Wednesday, 20 March 2013




CAST:
The Hardparcels live in a detached house with furnishings that are expensively unpleasant.
Neighbourhood Watch reports include a disproportionate volume of entries concerning the Hardparcels and police sergeant Clarissa needed psychotherapy within a few months of the Hardparcels’ arrival. The local fire-station lists house and family as a ‘hazard’.

Teen son Keith has the looks, personality and intelligence of something found in a gutter, with the libido of a rutting monkey. He identifies with reptiles and his room is filled with their tanks. Some are venomous, usually ones that escape.
Keith goes out with Denise. No-one else will.
He likes fiddling with mechanical things and Denise.

His best friend washes little but has surprising amounts of money. The friend’s overworked probation officer is trying to find explanations other than the worst while his mother blames everyone else, especially the Hardparcels, for the incidents involving her son and is loathed by her loved ones.

Angela’s cooking has given the family food-poisoning more than once and she is unnervingly cheerful, even though kitchen equipment blows up when she uses it. She maintains an energetic cliché-filled e-mail correspondence with lots of friends who ignore it and has fond memories of early life in a children’s home.

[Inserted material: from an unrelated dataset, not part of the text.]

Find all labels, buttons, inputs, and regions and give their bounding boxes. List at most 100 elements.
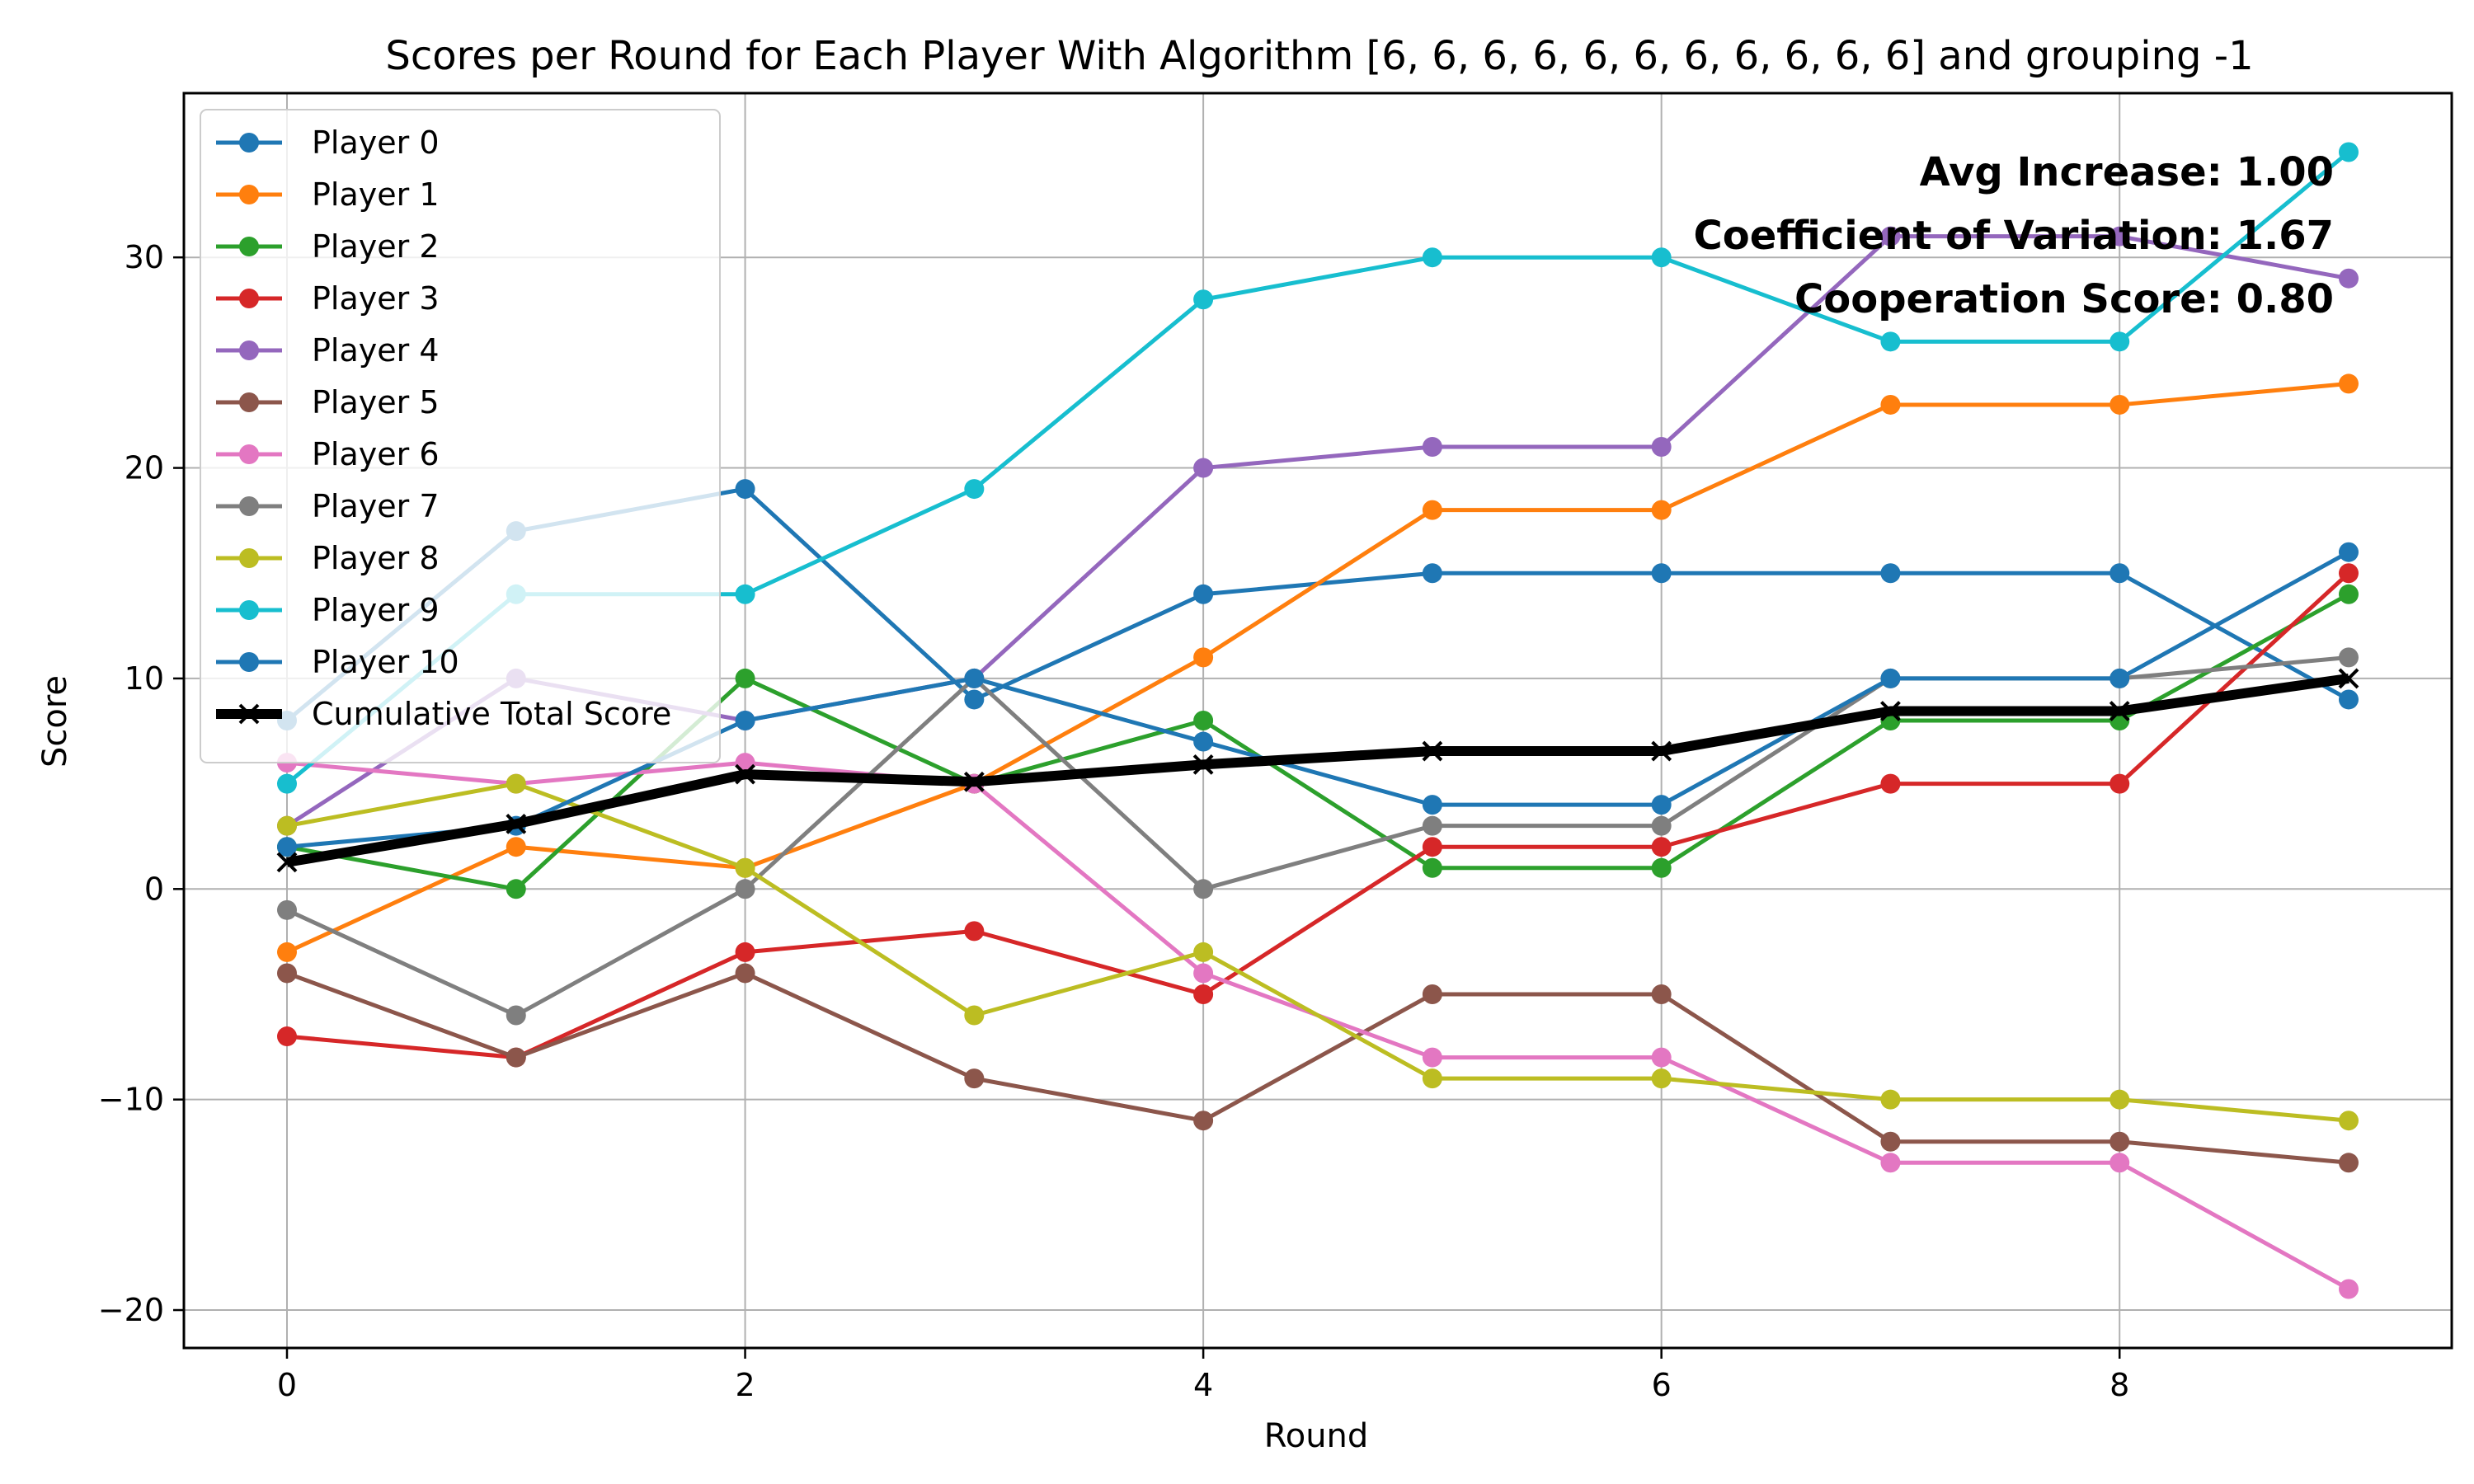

Terry manages a company producing artificial manure with a profligate and problematically innumerate accountant. Though the staff spends much of the working day devising booby-traps into which he unerringly falls, business is good. “Buyers line up for it. Amazing, with all the real cow dung around.” He is a collector of Victorian light bulbs and child nudes. His family bewilders him, and he them.

The family dog is part poodle, part wire-haired dachshund, resembles a lavatory brush, takes sexual advantage of every available ankle and bites when thwarted. It may be said that a dog is a man’s best friend, but Flotsam isn’t.